Llegó el momento
de pararme frente al espejo. Ya no puedo pasar más por delante y hacerme el
desentendido. No suelo detenerme a contemplar y reflexionar, me atemoriza
pensar de acá a un par de días más. Freno el ritmo y me reflejo en los
cristales. Me veo. Veo 1,66 metro de miedo y confusión; unos brazos débiles y
unas piernas cortas; una boca con dientes y labios grandes pero que dicen pocas
cosas; unas orejas prominentes para escuchar más de lo que hablo y por último
están mis ojos: marrones, pequeños pero intensos. Veo ganas de llevarme al
mundo por delante, de vivir cada día como si fuese el último y de no crecer
nunca. Me cuesta mirarme, la culpa y remordimiento me nublan la vista, me
persiguen tanto en los sueños como cuando estoy despierto. Mis ojos perciben
sólo los colores rojo y blanco, mi mirada tiene forma de pelota de fútbol, no
llega más allá de un arco y el horizonte es el barrio de Nuñez.

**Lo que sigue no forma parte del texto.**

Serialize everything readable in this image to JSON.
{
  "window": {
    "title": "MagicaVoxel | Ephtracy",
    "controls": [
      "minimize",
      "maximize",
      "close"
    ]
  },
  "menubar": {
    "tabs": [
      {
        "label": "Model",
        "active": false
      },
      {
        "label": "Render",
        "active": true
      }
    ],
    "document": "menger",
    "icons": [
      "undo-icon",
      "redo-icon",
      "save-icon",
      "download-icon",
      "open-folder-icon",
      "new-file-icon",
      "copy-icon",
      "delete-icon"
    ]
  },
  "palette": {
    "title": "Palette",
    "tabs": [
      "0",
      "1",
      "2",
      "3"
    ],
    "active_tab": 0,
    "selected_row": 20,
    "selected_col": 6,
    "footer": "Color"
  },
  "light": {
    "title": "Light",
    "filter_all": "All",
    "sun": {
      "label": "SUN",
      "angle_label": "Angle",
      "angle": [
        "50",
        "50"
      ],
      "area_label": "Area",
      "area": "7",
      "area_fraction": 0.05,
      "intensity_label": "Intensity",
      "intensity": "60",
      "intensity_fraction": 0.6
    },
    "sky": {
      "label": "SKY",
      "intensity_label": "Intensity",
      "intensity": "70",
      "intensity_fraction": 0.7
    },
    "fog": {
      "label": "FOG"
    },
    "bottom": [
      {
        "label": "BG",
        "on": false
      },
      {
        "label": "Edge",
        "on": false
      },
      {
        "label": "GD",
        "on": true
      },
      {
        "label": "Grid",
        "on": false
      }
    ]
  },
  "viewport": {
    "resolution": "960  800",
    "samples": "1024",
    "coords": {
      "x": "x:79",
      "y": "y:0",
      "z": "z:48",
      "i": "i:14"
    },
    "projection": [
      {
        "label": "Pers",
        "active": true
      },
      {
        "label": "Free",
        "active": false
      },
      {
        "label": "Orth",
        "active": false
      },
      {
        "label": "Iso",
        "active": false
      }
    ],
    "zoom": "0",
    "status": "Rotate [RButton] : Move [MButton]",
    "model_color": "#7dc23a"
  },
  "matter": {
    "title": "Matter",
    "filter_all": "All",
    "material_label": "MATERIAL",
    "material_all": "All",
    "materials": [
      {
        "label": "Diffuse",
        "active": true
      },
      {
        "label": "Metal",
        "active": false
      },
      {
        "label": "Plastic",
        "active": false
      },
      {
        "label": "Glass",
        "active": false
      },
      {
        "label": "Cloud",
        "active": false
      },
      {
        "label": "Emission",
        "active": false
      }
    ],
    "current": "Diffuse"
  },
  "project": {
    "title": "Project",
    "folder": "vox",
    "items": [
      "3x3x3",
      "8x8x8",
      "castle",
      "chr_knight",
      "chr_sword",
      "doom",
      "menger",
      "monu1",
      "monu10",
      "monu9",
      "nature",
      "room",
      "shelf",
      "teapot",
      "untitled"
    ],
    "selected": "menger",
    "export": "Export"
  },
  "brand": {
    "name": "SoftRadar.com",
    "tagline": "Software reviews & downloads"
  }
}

Veo un cuerpo perfecto, tallado por practicar
todo tipo de deportes, con algunos moretones, esguinces, cicatrices y varias
fisuras, “gajes del oficio” digo yo. Veo muchos amigos entre mis brazos que me
sostienen y una familia soñada que me banca todas. Me muevo con rapidez, siento
que estoy perdiendo el tiempo, lo mío no es meditar, sino que actuar sin
importar las consecuencias. Me cansé, me doy media vuelta y me voy. Soy
cobarde, lo se, por eso mi reflejo me persigue como un perro a su hueso.